Tantissime le novità dell’edizione 2016, a partire dagli eventi BAUM_OFF che anticiperanno il festival: tre mostre in anteprima, al di qua e al di là del Ponte di Galliera, per accompagnare al festival e mettere in connessione la Bolognina e il resto della città. Un’altra grande novità saranno i workshop artistici di teatro e di serigrafia a cui si potrà partecipare durante BAUM.

Da quest’anno inoltre verrà inaugurata la sezione “Porte Aperte”: laboratori artistici e spazi espositivi del quartiere saranno aperti a visitatori e curiosi per scoprire il fermento sotterraneo della Bolognina.

Anche quest’anno la partecipazione agli eventi di BAUM è totalmente gratuita. Il festival è organizzato da Baumhaus, Bolognina Basement, Bébert edizioni, Modernista e On The Move, ed è patrocinato dal Quartiere Navile.

Per info e contatti:
[email protected]
Anna Romani: tel. 349 717 3372
Marco Pignatiello: tel. 329 543 4389

Di seguito il programma completo del Festival:


Ilustrazione di Emanuele Giacopetti.

Manifesto di Baum 2016. Illustrazione di Emanuele Giacopetti. Grafica di Roberta Cleopazzo.
Il programma del festival

BAUM 2016 prenderà il via venerdì 13 maggio con una giornata dedicata agli “Ecosistemi urbani”. Si parte alle ore 18.30 negli spazi del Community Center Corte3, in via Franco Bolognese 22/3a con l’aperitivo di presentazione del festival e l’inaugurazione delle mostre di Marco Saija e di AKAB, il tutto accompagnato dai dj set di Mescla! e LaFunky.

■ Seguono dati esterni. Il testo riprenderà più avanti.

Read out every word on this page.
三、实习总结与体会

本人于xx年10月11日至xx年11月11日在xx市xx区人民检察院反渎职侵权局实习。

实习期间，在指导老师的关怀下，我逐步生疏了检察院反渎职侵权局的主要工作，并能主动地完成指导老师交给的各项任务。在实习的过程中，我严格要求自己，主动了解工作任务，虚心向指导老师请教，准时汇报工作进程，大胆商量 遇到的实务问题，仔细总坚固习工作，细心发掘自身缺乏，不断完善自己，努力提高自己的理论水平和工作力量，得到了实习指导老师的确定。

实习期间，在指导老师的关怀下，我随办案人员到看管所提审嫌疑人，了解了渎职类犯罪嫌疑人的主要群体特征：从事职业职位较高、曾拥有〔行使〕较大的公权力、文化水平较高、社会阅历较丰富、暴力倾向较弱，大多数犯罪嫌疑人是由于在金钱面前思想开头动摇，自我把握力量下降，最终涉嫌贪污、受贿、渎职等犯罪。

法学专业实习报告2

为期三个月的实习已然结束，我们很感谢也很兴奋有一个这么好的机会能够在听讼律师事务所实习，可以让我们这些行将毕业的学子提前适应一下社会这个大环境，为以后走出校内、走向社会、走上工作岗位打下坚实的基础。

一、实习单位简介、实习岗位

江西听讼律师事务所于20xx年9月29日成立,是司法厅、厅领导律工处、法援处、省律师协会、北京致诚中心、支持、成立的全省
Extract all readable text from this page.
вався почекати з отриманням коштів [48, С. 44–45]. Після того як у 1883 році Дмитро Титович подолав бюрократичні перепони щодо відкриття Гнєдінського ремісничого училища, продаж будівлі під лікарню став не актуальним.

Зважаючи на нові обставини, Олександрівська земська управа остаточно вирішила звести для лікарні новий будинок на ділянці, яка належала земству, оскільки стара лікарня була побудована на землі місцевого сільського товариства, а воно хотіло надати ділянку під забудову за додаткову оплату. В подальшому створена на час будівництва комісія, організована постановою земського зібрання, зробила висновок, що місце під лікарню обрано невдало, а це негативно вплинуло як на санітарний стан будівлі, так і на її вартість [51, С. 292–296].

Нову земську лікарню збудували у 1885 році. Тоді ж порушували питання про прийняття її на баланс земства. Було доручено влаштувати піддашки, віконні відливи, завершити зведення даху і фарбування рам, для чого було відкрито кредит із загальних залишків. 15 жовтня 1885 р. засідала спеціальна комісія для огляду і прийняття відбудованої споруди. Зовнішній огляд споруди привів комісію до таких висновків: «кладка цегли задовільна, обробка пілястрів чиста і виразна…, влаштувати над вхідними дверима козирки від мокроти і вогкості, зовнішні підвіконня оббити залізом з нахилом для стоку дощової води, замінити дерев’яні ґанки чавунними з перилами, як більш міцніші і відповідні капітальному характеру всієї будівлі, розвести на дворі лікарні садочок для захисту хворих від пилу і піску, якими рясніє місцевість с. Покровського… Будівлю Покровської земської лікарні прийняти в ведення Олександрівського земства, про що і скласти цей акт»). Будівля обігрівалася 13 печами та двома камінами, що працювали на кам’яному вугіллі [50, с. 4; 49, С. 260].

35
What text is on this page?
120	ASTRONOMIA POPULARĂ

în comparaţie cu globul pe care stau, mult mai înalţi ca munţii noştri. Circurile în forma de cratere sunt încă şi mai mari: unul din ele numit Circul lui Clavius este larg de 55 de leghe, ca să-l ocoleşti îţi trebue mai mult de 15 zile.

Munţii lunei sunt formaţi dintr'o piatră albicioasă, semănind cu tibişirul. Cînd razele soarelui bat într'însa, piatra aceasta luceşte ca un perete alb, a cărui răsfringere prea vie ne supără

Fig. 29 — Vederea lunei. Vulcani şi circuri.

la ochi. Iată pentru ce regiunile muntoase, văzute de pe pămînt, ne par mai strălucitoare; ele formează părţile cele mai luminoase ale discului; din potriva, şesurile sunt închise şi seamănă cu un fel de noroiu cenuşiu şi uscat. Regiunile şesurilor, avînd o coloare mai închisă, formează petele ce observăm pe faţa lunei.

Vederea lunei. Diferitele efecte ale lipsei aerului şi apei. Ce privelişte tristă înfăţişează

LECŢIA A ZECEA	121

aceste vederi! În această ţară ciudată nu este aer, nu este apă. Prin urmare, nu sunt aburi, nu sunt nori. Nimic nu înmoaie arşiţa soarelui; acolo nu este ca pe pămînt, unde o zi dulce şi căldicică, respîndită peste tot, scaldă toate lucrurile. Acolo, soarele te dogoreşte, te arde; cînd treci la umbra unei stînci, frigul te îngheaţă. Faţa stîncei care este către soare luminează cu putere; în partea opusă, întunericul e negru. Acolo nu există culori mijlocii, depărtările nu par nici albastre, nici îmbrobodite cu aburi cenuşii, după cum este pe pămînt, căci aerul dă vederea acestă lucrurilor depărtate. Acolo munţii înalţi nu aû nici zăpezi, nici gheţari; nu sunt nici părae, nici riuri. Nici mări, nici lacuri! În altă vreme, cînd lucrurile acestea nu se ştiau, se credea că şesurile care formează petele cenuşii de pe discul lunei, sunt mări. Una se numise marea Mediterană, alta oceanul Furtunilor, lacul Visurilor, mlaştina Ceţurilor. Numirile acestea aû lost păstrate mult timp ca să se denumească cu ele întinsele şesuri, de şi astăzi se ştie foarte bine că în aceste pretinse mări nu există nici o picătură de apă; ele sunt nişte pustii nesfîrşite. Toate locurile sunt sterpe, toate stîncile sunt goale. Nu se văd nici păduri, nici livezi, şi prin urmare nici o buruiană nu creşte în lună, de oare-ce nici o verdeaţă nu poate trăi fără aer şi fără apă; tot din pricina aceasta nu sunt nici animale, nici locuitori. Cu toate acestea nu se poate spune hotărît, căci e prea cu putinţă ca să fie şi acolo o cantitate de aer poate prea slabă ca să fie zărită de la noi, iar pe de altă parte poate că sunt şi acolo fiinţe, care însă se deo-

Dalle 19.00 negli spazi all’aperto della Corte l’entomologo Gianumberto Accinelli presenterà il suo libro “La meravigliosa vita delle api” insieme allo scrittore Wu Ming 2.

Dalle ore 18.00 inoltre lo spazio artistico ed espositivo Checkpoint Charly, in via dei Rosaspina 7/a aprirà occasionalmente le sue porte al pubblico per mostrare il lavoro degli artisti che abitano il laboratorio.

Il pomeriggio di Sabato 14 maggio sarà invece dedicato alle “Visioni laterali”. Presso il mercato di via Albani, nel cuore della Bolognina, a partire dalle ore 16.00 verranno presentati i laboratori tenuti nell’ambito di Bolognina Community Project con i ragazzi dell’Istituto Comprensivo n.5: alternandosi alle note del dj set di Rebecca Wilson, Pietro Scarnera e Graphic news racconteranno il laboratorio di “Graphic Journalism”, mentre Elisabetta Scigliano parlerà di “Site Specific”. Sarà poi la volta del corso di fotogiornalismo “Urban Stories” tenuto da Michele Lapini e Mariagrazia Salvador con i ragazzi di 4 scuole del quartiere, e della presentazione della narrazione visiva sulle serrande del Mercato Albani con Andrea Bruno e gli artisti coinvolti.

Seguirà il reading di “Metropoli” (edizioni cfr - poiein) e “Boedo” a cura dell’autore Nader Ghazvinizadeh. Dalle ore 20.00 il mercato si trasformerà con i concerti di Humans, Opez e La Batteria.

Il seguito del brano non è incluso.